There was none of that now. No exhilaration. No contest of youth and skill against Jijo’s ardent hug. This was a sober affair, coaxing a dozen heavily laden donkeys over patches of unsteady footing, using patient firmness to overcome the animals’ frequent bouts of stubbornness. He wondered how Urrish traders made it look so easy, guiding their pack trains with shrill, clipped whistles.
And they say these things come from Earth? he wondered, dragging yet another donkey out of trouble. Dwer wasn’t warm to the idea of being a close genetic cousin to such creatures.
Then there were the human charges he must also shepherd into the wilderness.
In fairness, it could have been worse. Danel Ozawa was an experienced forester, and the two women were strong, with their own unique skills. Still, nothing back on the tame Slope compared to this kind of trekking. Dwer found himself frequently moving up and down the train, helping his companions out of jams.
He wasn’t sure which unnerved him more, the stolid indifference of Lena Strong or the gawky friendliness of Jenin Worley, frequently catching his eye with a shy smile. They had been obvious choices, since Jenin and Lena were already at Gathering to lobby for their “tourism” idea — hoping to enlist Dwer’s help, and approval from the sages, to start taking groups of “sight-seers” over the Rimmers.
In other words, bright people with too much time on their hands, overly influenced by notions they found in old Earth books.
I was going to fight it.
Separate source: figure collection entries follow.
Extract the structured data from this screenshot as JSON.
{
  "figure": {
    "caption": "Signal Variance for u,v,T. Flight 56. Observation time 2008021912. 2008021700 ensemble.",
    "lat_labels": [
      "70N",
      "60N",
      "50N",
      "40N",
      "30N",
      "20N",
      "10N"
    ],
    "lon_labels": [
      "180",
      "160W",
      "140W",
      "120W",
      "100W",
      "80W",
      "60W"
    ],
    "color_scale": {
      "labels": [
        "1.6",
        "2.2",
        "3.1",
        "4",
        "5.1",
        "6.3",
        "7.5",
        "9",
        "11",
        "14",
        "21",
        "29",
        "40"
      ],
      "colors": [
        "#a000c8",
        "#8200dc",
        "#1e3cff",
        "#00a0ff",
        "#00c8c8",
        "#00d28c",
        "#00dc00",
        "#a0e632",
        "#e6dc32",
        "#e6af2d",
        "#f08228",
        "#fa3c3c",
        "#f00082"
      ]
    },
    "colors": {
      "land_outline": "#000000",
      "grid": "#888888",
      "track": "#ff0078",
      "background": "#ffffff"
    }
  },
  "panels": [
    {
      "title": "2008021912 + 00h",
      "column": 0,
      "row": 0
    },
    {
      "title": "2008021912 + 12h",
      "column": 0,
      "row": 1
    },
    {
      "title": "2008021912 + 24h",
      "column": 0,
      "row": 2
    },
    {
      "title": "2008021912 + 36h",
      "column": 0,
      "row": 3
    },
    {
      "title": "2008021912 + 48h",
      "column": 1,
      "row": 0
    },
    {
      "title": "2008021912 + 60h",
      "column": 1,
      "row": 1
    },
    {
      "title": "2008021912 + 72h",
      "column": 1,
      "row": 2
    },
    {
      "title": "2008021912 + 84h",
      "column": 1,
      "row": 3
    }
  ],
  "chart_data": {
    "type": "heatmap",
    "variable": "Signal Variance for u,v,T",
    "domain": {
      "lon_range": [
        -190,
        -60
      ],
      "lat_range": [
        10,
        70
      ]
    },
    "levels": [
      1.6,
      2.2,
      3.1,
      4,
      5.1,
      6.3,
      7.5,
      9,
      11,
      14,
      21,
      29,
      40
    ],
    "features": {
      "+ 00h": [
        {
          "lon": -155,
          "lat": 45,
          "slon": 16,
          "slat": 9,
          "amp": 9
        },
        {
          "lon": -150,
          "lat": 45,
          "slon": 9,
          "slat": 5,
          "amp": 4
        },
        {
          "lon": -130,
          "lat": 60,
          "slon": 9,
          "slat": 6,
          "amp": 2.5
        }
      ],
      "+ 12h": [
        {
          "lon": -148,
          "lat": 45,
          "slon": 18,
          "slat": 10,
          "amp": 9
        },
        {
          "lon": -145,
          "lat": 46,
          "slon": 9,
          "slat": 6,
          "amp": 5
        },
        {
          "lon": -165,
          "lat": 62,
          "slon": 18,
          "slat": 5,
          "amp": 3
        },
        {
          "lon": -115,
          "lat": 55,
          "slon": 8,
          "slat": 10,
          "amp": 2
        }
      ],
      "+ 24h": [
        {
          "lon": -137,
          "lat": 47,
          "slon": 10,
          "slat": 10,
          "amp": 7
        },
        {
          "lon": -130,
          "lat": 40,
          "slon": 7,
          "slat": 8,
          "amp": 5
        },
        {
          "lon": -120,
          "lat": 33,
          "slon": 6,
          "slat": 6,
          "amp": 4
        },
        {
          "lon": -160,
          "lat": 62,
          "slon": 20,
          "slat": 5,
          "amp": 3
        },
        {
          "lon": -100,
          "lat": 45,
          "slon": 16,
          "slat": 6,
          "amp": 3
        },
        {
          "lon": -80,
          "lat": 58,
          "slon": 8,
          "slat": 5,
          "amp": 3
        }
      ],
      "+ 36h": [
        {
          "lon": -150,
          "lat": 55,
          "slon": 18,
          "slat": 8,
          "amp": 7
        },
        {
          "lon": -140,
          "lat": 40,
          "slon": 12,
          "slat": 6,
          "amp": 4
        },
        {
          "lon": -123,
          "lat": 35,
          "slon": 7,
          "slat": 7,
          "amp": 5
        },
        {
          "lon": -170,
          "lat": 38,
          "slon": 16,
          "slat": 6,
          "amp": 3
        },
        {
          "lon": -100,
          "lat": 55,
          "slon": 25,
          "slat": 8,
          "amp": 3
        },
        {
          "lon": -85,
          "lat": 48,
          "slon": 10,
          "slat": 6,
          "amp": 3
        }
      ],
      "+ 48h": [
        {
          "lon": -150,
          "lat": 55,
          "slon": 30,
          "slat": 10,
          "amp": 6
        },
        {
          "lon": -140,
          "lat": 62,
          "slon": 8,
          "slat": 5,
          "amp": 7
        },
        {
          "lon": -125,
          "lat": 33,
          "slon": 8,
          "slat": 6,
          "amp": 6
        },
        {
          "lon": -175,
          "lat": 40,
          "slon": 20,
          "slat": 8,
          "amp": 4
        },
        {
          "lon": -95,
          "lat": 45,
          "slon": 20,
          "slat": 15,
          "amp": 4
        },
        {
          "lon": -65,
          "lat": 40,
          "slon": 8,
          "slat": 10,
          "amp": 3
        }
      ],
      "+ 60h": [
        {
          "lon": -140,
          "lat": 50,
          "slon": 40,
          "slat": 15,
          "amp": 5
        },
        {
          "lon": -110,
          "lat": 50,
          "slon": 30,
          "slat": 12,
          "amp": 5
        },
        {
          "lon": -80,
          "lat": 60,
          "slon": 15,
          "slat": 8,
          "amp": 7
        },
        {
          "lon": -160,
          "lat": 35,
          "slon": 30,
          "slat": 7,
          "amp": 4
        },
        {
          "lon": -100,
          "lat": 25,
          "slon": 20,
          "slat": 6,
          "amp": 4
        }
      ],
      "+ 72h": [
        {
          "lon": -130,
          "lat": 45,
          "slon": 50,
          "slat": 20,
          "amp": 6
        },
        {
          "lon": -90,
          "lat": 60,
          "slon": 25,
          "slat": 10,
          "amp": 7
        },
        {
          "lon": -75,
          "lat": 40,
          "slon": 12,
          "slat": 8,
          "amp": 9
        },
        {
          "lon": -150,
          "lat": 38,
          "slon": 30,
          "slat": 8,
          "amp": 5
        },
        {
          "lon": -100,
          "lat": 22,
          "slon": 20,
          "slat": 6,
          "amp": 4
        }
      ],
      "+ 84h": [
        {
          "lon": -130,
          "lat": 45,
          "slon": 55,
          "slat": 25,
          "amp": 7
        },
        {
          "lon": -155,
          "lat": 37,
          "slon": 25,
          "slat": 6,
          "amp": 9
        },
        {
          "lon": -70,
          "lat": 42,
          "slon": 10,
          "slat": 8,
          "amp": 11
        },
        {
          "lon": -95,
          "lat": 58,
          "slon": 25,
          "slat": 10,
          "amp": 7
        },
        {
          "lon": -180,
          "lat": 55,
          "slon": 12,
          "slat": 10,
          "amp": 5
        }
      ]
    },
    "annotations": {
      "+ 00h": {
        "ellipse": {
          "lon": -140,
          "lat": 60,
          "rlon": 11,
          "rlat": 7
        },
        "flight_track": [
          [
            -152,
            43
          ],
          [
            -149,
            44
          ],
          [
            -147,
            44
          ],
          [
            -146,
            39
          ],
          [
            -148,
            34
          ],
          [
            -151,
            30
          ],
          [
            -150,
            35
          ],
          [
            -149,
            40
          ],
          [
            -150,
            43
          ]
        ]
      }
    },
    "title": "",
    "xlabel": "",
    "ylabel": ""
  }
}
Even same-sex groups risked violating the anti-sooner covenant.
But now — I’m part of a scheme to break the law I’m sworn to uphold.
He couldn’t help glancing repeatedly at the two women, the same way they were surely appraising him.
They sure looked… healthy.
You’re a true wild man now. Learn to prize the-honest virtues of wild females.
There would be women in the Gray Hills, too, but Rety said most of them began childbirth at fourteen. Few kept more than half their teeth past age thirty.